Locke. The Marlins gave the former Pirates starter a one-year, $3 million deal. He lasted only seven games before being designated for assignment, going 0-5 with an 8.16 ERA. The Marlins source said two Marlins officials who had previously worked for the Pirates – Jim Benedict and Marc DelPiano – advocated that move, and Loria gave the go-ahead.

Benedict (who also pushed for the low-risk, low-money but unsuccessful signing of Edwin Jackson) is now with the Cubs, DelPiano with the Yankees.

Junichi Tazawa and Brad Ziegler. Before last season, the Marlins failed in Loria-driven attempts to land star closers Kenley Jansen or Aroldis Chapman.

“Jeffrey wanted Chapman and Jansen only,” the source said. “When they picked New York [Yankees] and L.A. [Dodgers] over Miami, [then-Marlins executives] Mike Berger and Jeff McAvoy said to Jeffrey, ‘If you were willing to spend that money over those single players, why not spend it on two bullpen guys”– Tazawa and Ziegler.

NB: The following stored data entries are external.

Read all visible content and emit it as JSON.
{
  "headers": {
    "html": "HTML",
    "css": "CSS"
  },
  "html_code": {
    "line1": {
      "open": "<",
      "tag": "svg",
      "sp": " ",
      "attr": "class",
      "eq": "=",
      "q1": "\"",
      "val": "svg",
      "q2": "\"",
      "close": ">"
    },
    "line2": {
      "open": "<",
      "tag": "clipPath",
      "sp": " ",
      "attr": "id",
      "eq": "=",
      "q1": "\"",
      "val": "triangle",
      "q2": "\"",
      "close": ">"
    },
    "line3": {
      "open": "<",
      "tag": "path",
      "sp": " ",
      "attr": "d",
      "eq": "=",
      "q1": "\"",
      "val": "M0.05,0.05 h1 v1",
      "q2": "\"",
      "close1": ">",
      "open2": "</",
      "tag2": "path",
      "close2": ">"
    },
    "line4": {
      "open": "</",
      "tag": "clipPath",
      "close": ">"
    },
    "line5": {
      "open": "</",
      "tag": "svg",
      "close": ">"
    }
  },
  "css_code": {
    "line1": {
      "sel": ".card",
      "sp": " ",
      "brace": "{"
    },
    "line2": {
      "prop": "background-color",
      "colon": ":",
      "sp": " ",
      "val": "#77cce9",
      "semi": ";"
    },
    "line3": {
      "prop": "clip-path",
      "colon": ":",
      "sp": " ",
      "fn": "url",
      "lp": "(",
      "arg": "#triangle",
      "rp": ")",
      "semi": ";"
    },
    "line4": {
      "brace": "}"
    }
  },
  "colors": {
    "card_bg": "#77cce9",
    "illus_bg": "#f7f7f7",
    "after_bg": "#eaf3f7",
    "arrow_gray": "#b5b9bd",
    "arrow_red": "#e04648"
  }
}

Loria said OK.

Tazawa, who got two years and $12 million, was 4-6 with a 6.57 ERA as a Marlin before being designated for assignment May 17.

Ziegler (two years, $16 million) is 1-9 as a Marlin with a 5.79 ERA and 19 for 26 in saves. He lost his closer's job after a blown save last Wednesday.

Berger is now with the Brewers and McAvoy with the Dodgers.

The source said president/baseball operations Mike Hill shouldn’t be held accountable for many of the moves because “people without full accountability had more power under Jeffrey” than the baseball operations president.

New owner Derek Jeter said he had final say on this past offseason’s moves but that he deferred to his baseball people (with Hill and Gary Denbo at the top of that list).

Jeter, incidentally, must pay Berger, McAvoy, Benedict and DelPiano about $1.5 million apiece over the next three seasons, according to a source, even though Jeter didn't retain any of them. All were given multiyear contracts by Loria.